I often wonder if the fallen pastors I read about genuinely had authority in their lives. Sure, many of them presided within a “plurality of elders.” But authority on paper isn’t the same thing as authority in practice. Did these fallen pastors submit their lives to anyone? Would they have listened if someone told them, “That aspect of your life is problematic and you need to change.”
Who do you submit to? Do you have anyone in your life who has the authority to deny you something you want?
Most of us spend our lives trying to move beyond such a lowly position. We go to school, hoping to one day graduate from the tyranny of assignments and due dates. We turn eighteen and immediately begin excitedly plotting life beyond parental restraint. We work various jobs hoping to one day own our own business or ascend the top of the corporate ladder. We want to “be our own boss.” When one church applies pressure we don’t like, it’s easy to find another down the street.
At the very least, we tend to relegate submission to the early stages of life, and there’s certainly an appropriate process of maturity wherein the nature of submission changes as we grow up. We rightly see a problem, for example, when a healthy twenty-five-year-old continues to take orders from his parents because he’s still living in their home and depending on their income. As we grow up, submission ought to look different. A fifty-year-old under authority is not the same as a twelve-year-old. But should it disappear altogether? Is it good for us to graduate completely from submission to authority?

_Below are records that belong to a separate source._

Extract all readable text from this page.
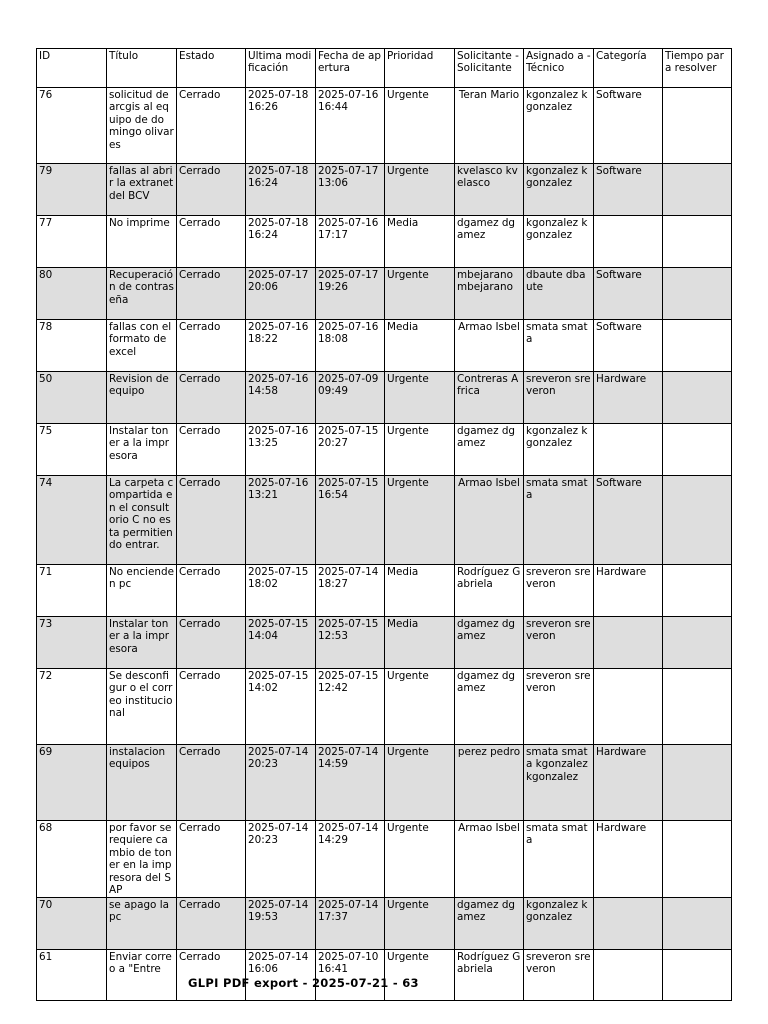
ID	Título	Estado	Ultima modificación	Fecha de apertura	Prioridad	Solicitante - Solicitante	Asignado a - Técnico	Categoría	Tiempo para resolver
76	solicitud de arcgis al equipo de domingo olivares	Cerrado	2025-07-18 16:26	2025-07-16 16:44	Urgente	Teran Mario	kgonzalez kgonzalez	Software	
79	fallas al abrir la extranet del BCV	Cerrado	2025-07-18 16:24	2025-07-17 13:06	Urgente	kvelasco kvelasco	kgonzalez kgonzalez	Software	
77	No imprime	Cerrado	2025-07-18 16:24	2025-07-16 17:17	Media	dgamez dgamez	kgonzalez kgonzalez		
80	Recuperación de contraseña	Cerrado	2025-07-17 20:06	2025-07-17 19:26	Urgente	mbejarano mbejarano	dbaute dbaute	Software	
78	fallas con el formato de excel	Cerrado	2025-07-16 18:22	2025-07-16 18:08	Media	Armao Isbel	smata smata	Software	
50	Revision de equipo	Cerrado	2025-07-16 14:58	2025-07-09 09:49	Urgente	Contreras Africa	sreveron sreveron	Hardware	
75	Instalar toner a la impresora	Cerrado	2025-07-16 13:25	2025-07-15 20:27	Urgente	dgamez dgamez	kgonzalez kgonzalez		
74	La carpeta compartida en el consultorio C no esta permitiendo entrar.	Cerrado	2025-07-16 13:21	2025-07-15 16:54	Urgente	Armao Isbel	smata smata	Software	
71	No encienden pc	Cerrado	2025-07-15 18:02	2025-07-14 18:27	Media	Rodríguez Gabriela	sreveron sreveron	Hardware	
73	Instalar toner a la impresora	Cerrado	2025-07-15 14:04	2025-07-15 12:53	Media	dgamez dgamez	sreveron sreveron		
72	Se desconfigur o el correo institucional	Cerrado	2025-07-15 14:02	2025-07-15 12:42	Urgente	dgamez dgamez	sreveron sreveron		
69	instalacion equipos	Cerrado	2025-07-14 20:23	2025-07-14 14:59	Urgente	perez pedro	smata smata kgonzalez kgonzalez	Hardware	
68	por favor se requiere cambio de toner en la impresora del SAP	Cerrado	2025-07-14 20:23	2025-07-14 14:29	Urgente	Armao Isbel	smata smata	Hardware	
70	se apago la pc	Cerrado	2025-07-14 19:53	2025-07-14 17:37	Urgente	dgamez dgamez	kgonzalez kgonzalez		
61	Enviar correo a "Entre	Cerrado	2025-07-14 16:06	2025-07-10 16:41	Urgente	Rodríguez Gabriela	sreveron sreveron		
GLPI PDF export - 2025-07-21 - 63
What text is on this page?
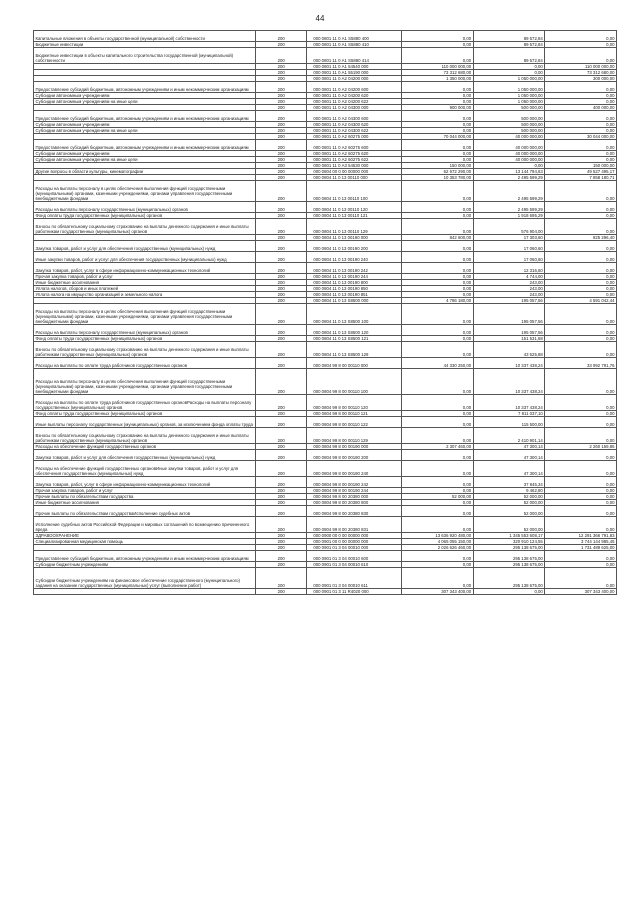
44
Капитальные вложения в объекты государственной (муниципальной) собственности	200	000 0801 11 0 А1 S5880 400	0,00	89 572,84	0,00
Бюджетные инвестиции	200	000 0801 11 0 А1 S5880 410	0,00	89 572,84	0,00
Бюджетные инвестиции в объекты капитального строительства государственной (муниципальной) собственности	200	000 0801 11 0 А1 S5880 414	0,00	89 572,84	0,00
	200	000 0801 11 0 А1 54540 000	110 000 000,00	0,00	110 000 000,00
	200	000 0801 11 0 А1 55190 000	73 312 680,00	0,00	73 312 680,00
	200	000 0801 11 0 А2 04200 000	1 350 000,00	1 050 000,00	300 000,00
Предоставление субсидий бюджетным, автономным учреждениям и иным некоммерческим организациям	200	000 0801 11 0 А2 04200 600	0,00	1 050 000,00	0,00
Субсидии автономным учреждениям	200	000 0801 11 0 А2 04200 620	0,00	1 050 000,00	0,00
Субсидии автономным учреждениям на иные цели	200	000 0801 11 0 А2 04200 622	0,00	1 050 000,00	0,00
	200	000 0801 11 0 А2 04300 000	900 000,00	500 000,00	400 000,00
Предоставление субсидий бюджетным, автономным учреждениям и иным некоммерческим организациям	200	000 0801 11 0 А2 04300 600	0,00	500 000,00	0,00
Субсидии автономным учреждениям	200	000 0801 11 0 А2 04300 620	0,00	500 000,00	0,00
Субсидии автономным учреждениям на иные цели	200	000 0801 11 0 А2 04300 622	0,00	500 000,00	0,00
	200	000 0801 11 0 А2 60275 000	70 044 000,00	40 000 000,00	30 044 000,00
Предоставление субсидий бюджетным, автономным учреждениям и иным некоммерческим организациям	200	000 0801 11 0 А2 60275 600	0,00	40 000 000,00	0,00
Субсидии автономным учреждениям	200	000 0801 11 0 А2 60275 620	0,00	40 000 000,00	0,00
Субсидии автономным учреждениям на иные цели	200	000 0801 11 0 А2 60275 622	0,00	40 000 000,00	0,00
	200	000 0801 11 0 А3 54530 000	150 000,00	0,00	150 000,00
Другие вопросы в области культуры, кинематографии	200	000 0804 00 0 00 00000 000	62 672 290,00	13 144 794,63	49 527 495,17
	200	000 0804 11 0 13 00110 000	10 353 780,00	2 495 599,29	7 858 180,71
Расходы на выплаты персоналу в целях обеспечения выполнения функций государственными (муниципальными) органами, казенными учреждениями, органами управления государственными внебюджетными фондами	200	000 0804 11 0 13 00110 100	0,00	2 495 599,29	0,00
Расходы на выплаты персоналу государственных (муниципальных) органов	200	000 0804 11 0 13 00110 120	0,00	2 495 599,29	0,00
Фонд оплаты труда государственных (муниципальных) органов	200	000 0804 11 0 13 00110 121	0,00	1 918 695,29	0,00
Взносы по обязательному социальному страхованию на выплаты денежного содержания и иные выплаты работникам государственных (муниципальных) органов	200	000 0804 11 0 13 00110 129	0,00	576 904,00	0,00
	200	000 0804 11 0 13 00190 000	842 600,00	17 303,60	825 296,40
Закупка товаров, работ и услуг для обеспечения государственных (муниципальных) нужд	200	000 0804 11 0 13 00190 200	0,00	17 060,60	0,00
Иные закупки товаров, работ и услуг для обеспечения государственных (муниципальных) нужд	200	000 0804 11 0 13 00190 240	0,00	17 060,60	0,00
Закупка товаров, работ, услуг в сфере информационно-коммуникационных технологий	200	000 0804 11 0 13 00190 242	0,00	12 316,60	0,00
Прочая закупка товаров, работ и услуг	200	000 0804 11 0 13 00190 244	0,00	4 744,00	0,00
Иные бюджетные ассигнования	200	000 0804 11 0 13 00190 800	0,00	243,00	0,00
Уплата налогов, сборов и иных платежей	200	000 0804 11 0 13 00190 850	0,00	243,00	0,00
Уплата налога на имущество организаций и земельного налога	200	000 0804 11 0 13 00190 851	0,00	243,00	0,00
	200	000 0804 11 0 13 S8500 000	4 786 180,00	195 057,56	4 591 042,44
Расходы на выплаты персоналу в целях обеспечения выполнения функций государственными (муниципальными) органами, казенными учреждениями, органами управления государственными внебюджетными фондами	200	000 0804 11 0 13 S8500 100	0,00	195 057,56	0,00
Расходы на выплаты персоналу государственных (муниципальных) органов	200	000 0804 11 0 13 S8500 120	0,00	195 057,56	0,00
Фонд оплаты труда государственных (муниципальных) органов	200	000 0804 11 0 13 S8500 121	0,00	151 531,68	0,00
Взносы по обязательному социальному страхованию на выплаты денежного содержания и иные выплаты работникам государственных (муниципальных) органов	200	000 0804 11 0 13 S8500 129	0,00	43 525,88	0,00
Расходы на выплаты по оплате труда работников государственных органов	200	000 0804 99 8 00 00110 000	44 330 250,00	10 337 438,24	33 992 791,76
Расходы на выплаты персоналу в целях обеспечения выполнения функций государственными (муниципальными) органами, казенными учреждениями, органами управления государственными внебюджетными фондами	200	000 0804 99 8 00 00110 100	0,00	10 337 438,24	0,00
Расходы на выплаты по оплате труда работников государственных органовРасходы на выплаты персоналу государственных (муниципальных) органов	200	000 0804 99 8 00 00110 120	0,00	10 337 438,24	0,00
Фонд оплаты труда государственных (муниципальных) органов	200	000 0804 99 8 00 00110 121	0,00	7 811 037,10	0,00
Иные выплаты персоналу государственных (муниципальных) органов, за исключением фонда оплаты труда	200	000 0804 99 8 00 00110 122	0,00	115 500,00	0,00
Взносы по обязательному социальному страхованию на выплаты денежного содержания и иные выплаты работникам государственных (муниципальных) органов	200	000 0804 99 8 00 00110 129	0,00	2 410 901,14	0,00
Расходы на обеспечение функций государственных органов	200	000 0804 99 8 00 00190 000	2 307 460,00	47 300,14	2 260 159,86
Закупка товаров, работ и услуг для обеспечения государственных (муниципальных) нужд	200	000 0804 99 8 00 00190 200	0,00	47 300,14	0,00
Расходы на обеспечение функций государственных органовИные закупки товаров, работ и услуг для обеспечения государственных (муниципальных) нужд	200	000 0804 99 8 00 00190 240	0,00	47 300,14	0,00
Закупка товаров, работ, услуг в сфере информационно-коммуникационных технологий	200	000 0804 99 8 00 00190 242	0,00	37 845,34	0,00
Прочая закупка товаров, работ и услуг	200	000 0804 99 8 00 00190 244	0,00	9 462,80	0,00
Прочие выплаты по обязательствам государства	200	000 0804 99 8 00 20380 000	52 000,00	52 000,00	0,00
Иные бюджетные ассигнования	200	000 0804 99 8 00 20380 800	0,00	52 000,00	0,00
Прочие выплаты по обязательствам государстваИсполнение судебных актов	200	000 0804 99 8 00 20380 830	0,00	52 000,00	0,00
Исполнение судебных актов Российской Федерации и мировых соглашений по возмещению причиненного вреда	200	000 0804 99 8 00 20380 831	0,00	52 000,00	0,00
ЗДРАВООХРАНЕНИЕ	200	000 0900 00 0 00 00000 000	13 636 920 480,00	1 345 553 608,17	12 291 366 791,83
Специализированная медицинская помощь	200	000 0901 00 0 00 00000 000	4 065 055 150,00	320 910 124,55	3 744 144 985,45
	200	000 0901 01 3 04 00010 000	2 026 626 460,00	295 138 675,00	1 731 489 625,00
Предоставление субсидий бюджетным, автономным учреждениям и иным некоммерческим организациям	200	000 0901 01 3 04 00010 600	0,00	295 138 675,00	0,00
Субсидии бюджетным учреждениям	200	000 0901 01 3 04 00010 610	0,00	295 138 675,00	0,00
Субсидии бюджетным учреждениям на финансовое обеспечение государственного (муниципального) задания на оказание государственных (муниципальных) услуг (выполнение работ)	200	000 0901 01 3 04 00010 611	0,00	295 138 675,00	0,00
	200	000 0901 01 3 11 R4020 000	307 343 400,00	0,00	307 343 400,00
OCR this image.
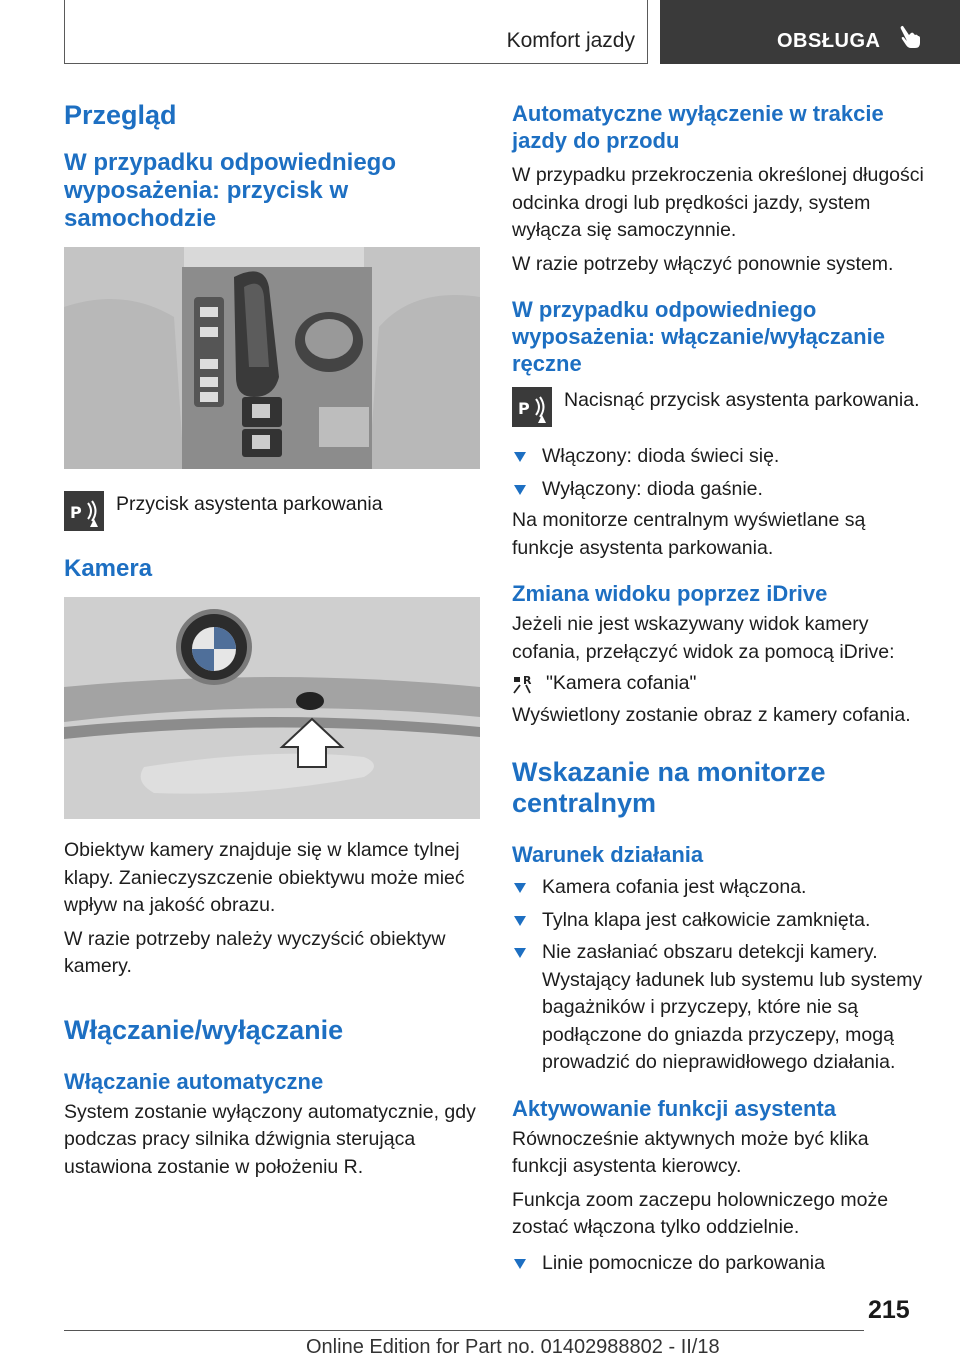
Komfort jazdy	OBSŁUGA
Przegląd
W przypadku odpowiedniego wyposażenia: przycisk w samochodzie
P	Przycisk asystenta parkowania
Kamera

Obiektyw kamery znajduje się w klamce tylnej klapy. Zanieczyszczenie obiektywu może mieć wpływ na jakość obrazu.

W razie potrzeby należy wyczyścić obiektyw kamery.

Włączanie/wyłączanie
Włączanie automatyczne

System zostanie wyłączony automatycznie, gdy podczas pracy silnika dźwignia sterująca ustawiona zostanie w położeniu R.

Automatyczne wyłączenie w trakcie jazdy do przodu

W przypadku przekroczenia określonej długości odcinka drogi lub prędkości jazdy, system wyłącza się samoczynnie.

W razie potrzeby włączyć ponownie system.

W przypadku odpowiedniego wyposażenia: włączanie/wyłączanie ręczne
P	Nacisnąć przycisk asystenta parkowania.
Włączony: dioda świeci się.
Wyłączony: dioda gaśnie.

Na monitorze centralnym wyświetlane są funkcje asystenta parkowania.

Zmiana widoku poprzez iDrive

Jeżeli nie jest wskazywany widok kamery cofania, przełączyć widok za pomocą iDrive:

R "Kamera cofania"

Wyświetlony zostanie obraz z kamery cofania.

Wskazanie na monitorze centralnym
Warunek działania
Kamera cofania jest włączona.
Tylna klapa jest całkowicie zamknięta.
Nie zasłaniać obszaru detekcji kamery. Wystający ładunek lub systemu lub systemy bagażników i przyczepy, które nie są podłączone do gniazda przyczepy, mogą prowadzić do nieprawidłowego działania.
Aktywowanie funkcji asystenta

Równocześnie aktywnych może być klika funkcji asystenta kierowcy.

Funkcja zoom zaczepu holowniczego może zostać włączona tylko oddzielnie.

Linie pomocnicze do parkowania
215
Online Edition for Part no. 01402988802 - II/18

I’ll show my cards. I do not believe it’s wise for any human being, at any life stage, to live completely free from life-on-life submission to authority. Whether it’s a pastor, spouse, friend, or mentor, we all need at least one person in our lives who has the authority to deny us our desires.
We live in an age of scandal. As an American evangelical (whatever than means these days), I often think to myself after another high-profile pastor falls, “I wonder who will be next.” Because of human sin and deceit, I don’t believe there’s a fool-proof way to completely eliminate such scandals.